Making good use of time
On Monday, Jones lunched with the second cohort of the Wy’East Post-baccalaureate Pathway, which prepares American Indian and Alaska Native students, already on the road to a health profession, to get accepted and succeed in medical school, and met with medical and nursing students in the new student-led Health Justice Co-op in RLSB.
She exchanged research interests and perspectives with Kent Thornburg, Ph.D., professor of medicine and director of the Bob and Charlee Moore Institute for Nutrition and Wellness, and Bert Boyer, Ph.D., and Scarlett Hopkins, R.N., M.A., who lead the new OHSU Alaska Native Health and Wellness Center, affiliated with the Moore.

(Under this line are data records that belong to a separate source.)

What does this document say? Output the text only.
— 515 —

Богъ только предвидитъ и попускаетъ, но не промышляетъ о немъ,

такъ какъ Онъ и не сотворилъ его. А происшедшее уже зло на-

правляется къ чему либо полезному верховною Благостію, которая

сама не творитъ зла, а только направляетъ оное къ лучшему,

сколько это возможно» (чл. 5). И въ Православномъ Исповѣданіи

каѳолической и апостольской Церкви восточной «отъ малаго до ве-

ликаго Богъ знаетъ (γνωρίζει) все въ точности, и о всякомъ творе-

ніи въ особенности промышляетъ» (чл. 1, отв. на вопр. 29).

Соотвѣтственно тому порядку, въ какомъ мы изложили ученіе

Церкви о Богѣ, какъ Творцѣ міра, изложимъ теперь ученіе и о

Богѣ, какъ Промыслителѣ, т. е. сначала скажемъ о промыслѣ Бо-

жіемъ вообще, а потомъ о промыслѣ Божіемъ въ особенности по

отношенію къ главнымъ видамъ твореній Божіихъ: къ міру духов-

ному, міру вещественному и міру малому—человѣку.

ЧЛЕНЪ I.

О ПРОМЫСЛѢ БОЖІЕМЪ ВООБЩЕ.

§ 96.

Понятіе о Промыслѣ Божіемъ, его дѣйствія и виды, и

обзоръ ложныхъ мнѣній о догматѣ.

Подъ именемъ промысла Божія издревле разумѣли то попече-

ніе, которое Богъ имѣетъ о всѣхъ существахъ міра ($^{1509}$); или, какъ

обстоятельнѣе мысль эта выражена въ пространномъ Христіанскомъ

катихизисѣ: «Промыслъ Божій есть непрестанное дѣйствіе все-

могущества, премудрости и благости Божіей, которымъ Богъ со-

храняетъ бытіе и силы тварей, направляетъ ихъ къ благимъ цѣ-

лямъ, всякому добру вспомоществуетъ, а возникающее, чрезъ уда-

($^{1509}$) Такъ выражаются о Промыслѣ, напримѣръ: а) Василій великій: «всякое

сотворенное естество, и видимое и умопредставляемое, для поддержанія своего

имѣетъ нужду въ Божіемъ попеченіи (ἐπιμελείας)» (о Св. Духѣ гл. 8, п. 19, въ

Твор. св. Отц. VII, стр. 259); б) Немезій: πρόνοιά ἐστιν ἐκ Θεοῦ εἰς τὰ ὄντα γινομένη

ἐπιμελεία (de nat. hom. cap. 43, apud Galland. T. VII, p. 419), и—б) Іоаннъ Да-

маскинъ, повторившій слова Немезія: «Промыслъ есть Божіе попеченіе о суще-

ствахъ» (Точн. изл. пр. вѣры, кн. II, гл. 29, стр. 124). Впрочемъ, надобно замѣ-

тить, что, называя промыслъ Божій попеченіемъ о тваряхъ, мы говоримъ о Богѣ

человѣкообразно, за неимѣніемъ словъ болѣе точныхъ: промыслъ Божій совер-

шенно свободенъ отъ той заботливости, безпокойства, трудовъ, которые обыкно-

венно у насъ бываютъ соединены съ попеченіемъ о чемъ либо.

The Multnomah County Health Department hosted her for breakfast Tuesday, and she met Raina Croff, Ph.D., assistant professor of neurology, OHSU School of Medicine, at a North Vancouver Avenue café to learn about Croff’s research on the impacts of gentrification – and of retelling and reclaiming the neighborhood’s history – to the cognitive health of African Americans. Together they walked the rapidly changing neighborhood with Croff’s colleague, Sara King, Ph.D., postdoctoral fellow in neurology, OHSU School of Medicine, and two research subjects, longtime Portlanders Gahlena Maxey-Easterly and Sharon Steen.
Before her evening lecture, she fit in guest-teaching at the OHSU-PSU School for Public Health.
In all of her discussions and at her lecture, she ended with a range of tools for change, including these:
“Racism is most often passive,” she said. To dismantle it we must:
- Name racism.
- Ask: how is racism operating here?
- Organize and strategize to act.
And when a young woman asked how she keeps going in the face of so many barriers, Jones summoned the image of a flock of geese flying in a “V.”
The lead goose breaks the wind for the others, who break the wind for those behind them. When the lead goose gets tired, she flies to the back of the path. Another takes her place.